Making Your Case: A Guide to Compelling Customer Case Studies

I recently took a stroll down memory lane—and tripped and fell. The occasion was a look at some of the first customer case studies I ever wrote, way back in 1992. Rereading those pieces, it turned out, was not exactly a pleasant excursion—more like visiting an embarrassing relative. I was relieved no one else would have to sit through a visit with Crazy Uncle Frank.

Which begs the question: What’s improved my case studies since then? Simple—I pay someone else to write them. As a busy marketing manager, I often delegate case studies to vendors such as the Content Bureau. But I do still write, and my writing has strengthened with both age and regular exercise.

Over the years, I’ve developed a handy four-step guide to strong case studies. TCB has asked me to share it with you.

Step One: The writer is the key.
It seems obvious—find a writer with strong writing skills. Sadly, many people who bill themselves as “professional writers” are neither professional nor very good writers. Look for someone who writes clearly without marketing jargon or esoteric language, someone intelligent who can grasp complex concepts quickly. Ask for writing samples. Provide a transcript from a customer interview; from it, ask candidates to write an outline and three introductory paragraphs. If you lack the skills to judge strong writing, ask a colleague you trust to review the material. An important corollary: never overestimate technical or industry expertise. Industry expertise is a bonus, but not the critical component. I can always teach a smart writer about my company’s technology, but I don’t have time to teach an industry expert how to write.

Step Two: Tell a story.
I encourage my writers to write professionally and artfully, to capture the reader’s attention and hold it. Truth be told, chances are good that your audience will read the first paragraph and skim the rest. Yes, you can mitigate this tendency by highlighting important content up front. But you can also combat it altogether with a straightforward yet compelling story.

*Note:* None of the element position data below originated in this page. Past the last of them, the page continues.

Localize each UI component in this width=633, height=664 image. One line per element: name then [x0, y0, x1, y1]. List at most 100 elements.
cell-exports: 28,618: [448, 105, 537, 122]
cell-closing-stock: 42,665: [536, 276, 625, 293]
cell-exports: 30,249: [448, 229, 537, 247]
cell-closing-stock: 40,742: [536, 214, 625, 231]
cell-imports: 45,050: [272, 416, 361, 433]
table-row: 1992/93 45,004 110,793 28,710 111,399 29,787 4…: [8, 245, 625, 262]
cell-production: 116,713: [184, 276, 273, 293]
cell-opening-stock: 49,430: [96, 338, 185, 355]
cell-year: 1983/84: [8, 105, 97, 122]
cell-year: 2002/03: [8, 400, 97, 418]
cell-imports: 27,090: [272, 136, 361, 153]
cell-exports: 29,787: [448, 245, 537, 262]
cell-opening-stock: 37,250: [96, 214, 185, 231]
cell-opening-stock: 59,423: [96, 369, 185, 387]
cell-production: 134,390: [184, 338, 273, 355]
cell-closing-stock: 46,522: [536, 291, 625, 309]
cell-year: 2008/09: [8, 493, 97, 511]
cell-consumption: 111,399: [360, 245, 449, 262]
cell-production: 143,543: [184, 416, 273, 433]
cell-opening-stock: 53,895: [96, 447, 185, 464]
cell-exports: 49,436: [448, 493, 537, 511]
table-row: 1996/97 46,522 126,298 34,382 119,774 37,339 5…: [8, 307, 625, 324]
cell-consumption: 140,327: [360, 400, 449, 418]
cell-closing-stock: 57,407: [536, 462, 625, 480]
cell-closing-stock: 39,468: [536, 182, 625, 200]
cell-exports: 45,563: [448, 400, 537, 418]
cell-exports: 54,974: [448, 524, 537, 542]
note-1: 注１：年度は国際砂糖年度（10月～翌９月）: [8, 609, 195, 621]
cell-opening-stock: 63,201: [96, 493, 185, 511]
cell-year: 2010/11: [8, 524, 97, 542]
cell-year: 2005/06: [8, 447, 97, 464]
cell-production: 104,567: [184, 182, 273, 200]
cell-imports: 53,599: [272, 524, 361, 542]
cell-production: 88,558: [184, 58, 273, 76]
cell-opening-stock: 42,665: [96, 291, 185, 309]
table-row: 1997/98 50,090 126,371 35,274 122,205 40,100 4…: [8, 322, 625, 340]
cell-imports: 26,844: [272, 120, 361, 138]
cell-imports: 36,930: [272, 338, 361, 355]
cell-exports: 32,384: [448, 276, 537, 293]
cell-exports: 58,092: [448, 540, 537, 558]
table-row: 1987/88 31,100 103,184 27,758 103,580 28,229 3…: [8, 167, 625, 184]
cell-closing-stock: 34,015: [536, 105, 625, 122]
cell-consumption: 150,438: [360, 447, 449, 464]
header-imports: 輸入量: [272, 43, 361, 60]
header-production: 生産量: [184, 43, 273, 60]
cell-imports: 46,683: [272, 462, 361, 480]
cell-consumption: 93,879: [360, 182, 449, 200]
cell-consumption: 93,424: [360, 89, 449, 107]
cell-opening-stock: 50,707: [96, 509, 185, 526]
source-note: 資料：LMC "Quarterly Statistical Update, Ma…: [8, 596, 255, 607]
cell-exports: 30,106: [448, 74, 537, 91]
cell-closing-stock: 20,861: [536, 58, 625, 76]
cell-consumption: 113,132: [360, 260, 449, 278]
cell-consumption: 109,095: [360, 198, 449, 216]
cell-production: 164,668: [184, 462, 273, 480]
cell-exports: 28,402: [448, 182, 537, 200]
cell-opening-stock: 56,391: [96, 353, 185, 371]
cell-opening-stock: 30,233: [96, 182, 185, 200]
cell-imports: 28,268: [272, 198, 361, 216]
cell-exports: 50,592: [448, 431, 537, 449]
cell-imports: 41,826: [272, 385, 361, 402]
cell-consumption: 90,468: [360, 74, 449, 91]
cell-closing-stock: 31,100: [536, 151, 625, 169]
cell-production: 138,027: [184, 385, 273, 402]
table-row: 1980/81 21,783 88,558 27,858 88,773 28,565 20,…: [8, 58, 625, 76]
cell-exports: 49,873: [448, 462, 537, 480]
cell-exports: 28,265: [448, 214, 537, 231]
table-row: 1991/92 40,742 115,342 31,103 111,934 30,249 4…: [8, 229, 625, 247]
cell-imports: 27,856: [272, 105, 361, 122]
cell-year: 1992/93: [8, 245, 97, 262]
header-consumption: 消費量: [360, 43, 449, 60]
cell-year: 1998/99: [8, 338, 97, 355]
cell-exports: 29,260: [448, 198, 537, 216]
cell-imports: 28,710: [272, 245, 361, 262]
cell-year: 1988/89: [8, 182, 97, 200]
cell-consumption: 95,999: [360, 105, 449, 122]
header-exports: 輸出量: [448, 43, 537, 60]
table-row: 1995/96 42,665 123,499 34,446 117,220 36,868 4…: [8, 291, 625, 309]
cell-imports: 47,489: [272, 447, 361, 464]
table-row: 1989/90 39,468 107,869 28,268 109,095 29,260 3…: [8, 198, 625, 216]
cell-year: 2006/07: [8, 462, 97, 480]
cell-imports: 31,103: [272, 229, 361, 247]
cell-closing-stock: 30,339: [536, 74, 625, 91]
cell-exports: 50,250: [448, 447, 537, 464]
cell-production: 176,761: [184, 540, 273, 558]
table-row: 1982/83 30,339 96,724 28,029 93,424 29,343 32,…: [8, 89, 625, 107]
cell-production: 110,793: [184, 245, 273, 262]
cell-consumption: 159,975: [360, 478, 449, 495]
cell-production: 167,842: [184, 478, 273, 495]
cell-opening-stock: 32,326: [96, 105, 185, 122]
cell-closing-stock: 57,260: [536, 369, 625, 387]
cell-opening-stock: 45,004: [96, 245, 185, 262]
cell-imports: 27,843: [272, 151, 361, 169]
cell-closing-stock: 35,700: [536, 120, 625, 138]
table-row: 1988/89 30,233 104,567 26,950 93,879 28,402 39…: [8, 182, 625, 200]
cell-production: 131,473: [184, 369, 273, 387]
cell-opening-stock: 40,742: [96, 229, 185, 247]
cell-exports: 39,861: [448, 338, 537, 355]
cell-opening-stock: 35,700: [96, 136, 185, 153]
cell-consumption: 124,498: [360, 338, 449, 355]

A typical customer storyline follows the classic plotline: challenge, solution, result. In the first section, create drama by showing how difficult your customer’s situation was before the solution, then relate that to the fears and challenges faced by your target audience. Next, explain how your company helped relieve the pain. I have read (or skimmed) far too many case studies that rambled on, laying out step-by-step technical minutiae without a hint of narrative. In contrast, a good writer will be able to construct a good story, if you have one to tell.

Step Three: Prove it, Mister.
Too many case studies offer no proof of a product’s benefits. Many customers, particularly government agencies, aren’t willing to measure success. For-profit companies, meanwhile, can be reluctant to publish the details of their successes, which they see as offering competitive advantage. In one case, a customer told me that he didn’t want to share the fact that our software had reduced his costs dramatically. He feared that the information would lead customers to demand lower fees.

With these customers, my advice is simple: forget ’em. Nothing is quite as pathetic as an argument without proof. Find a customer willing to provide strong metrics that demonstrate the benefit of your product or service. How do you convince a customer to do that? Well, that’s another post. In the meantime, visit resources like the Center for Customer Engagement for tips and tricks.

Step Four: Nix the empty promotion.
A quote like “XYZ is the best solution in the world” will do you more harm than good. In contrast, “This machine lowered our printing costs by 27%” is far better. Quotes are the dialogue of your story. If they seem forced or wooden, readers will understandably begin to doubt everything you say. My tip: read each quote aloud to yourself. If it doesn’t sound like something someone would actually say, rewrite it. It’s fine to do so as long as you build in customer approval for any changes. Customers want to sound natural and articulate. If the language is too promotional or falsely effusive, readers might start wondering what kind of kickback you offered for such an over-the-top testimonial.

You can’t make a silk purse from a sow’s ear.
A final caveat: this guide applies only to the fortunate few who have happy customers. A marginally satisfied customer with no significant successes to showcase will not make a strong reference. Do your research and find one with a compelling story to tell.

And beware the salesperson who recommends a customer for the wrong reasons. The contact could be too junior to serve as a compelling reference or lack the influence to streamline the review process or obtain the company’s approval. Or maybe your company’s salesperson hopes that choosing a particular contact will improve client relations and increase sales. Ask the hard questions. Accept no less than a willing and enthusiastic customer, a compelling story, and the metrics of success. A talented writer can spin that combination into gold.

So much of business involves resolving customers’ problems. With case studies, you get to work with delighted customers. And a compelling series of success stories can make you a hero to the sales force. Now go find those stories and spread the word.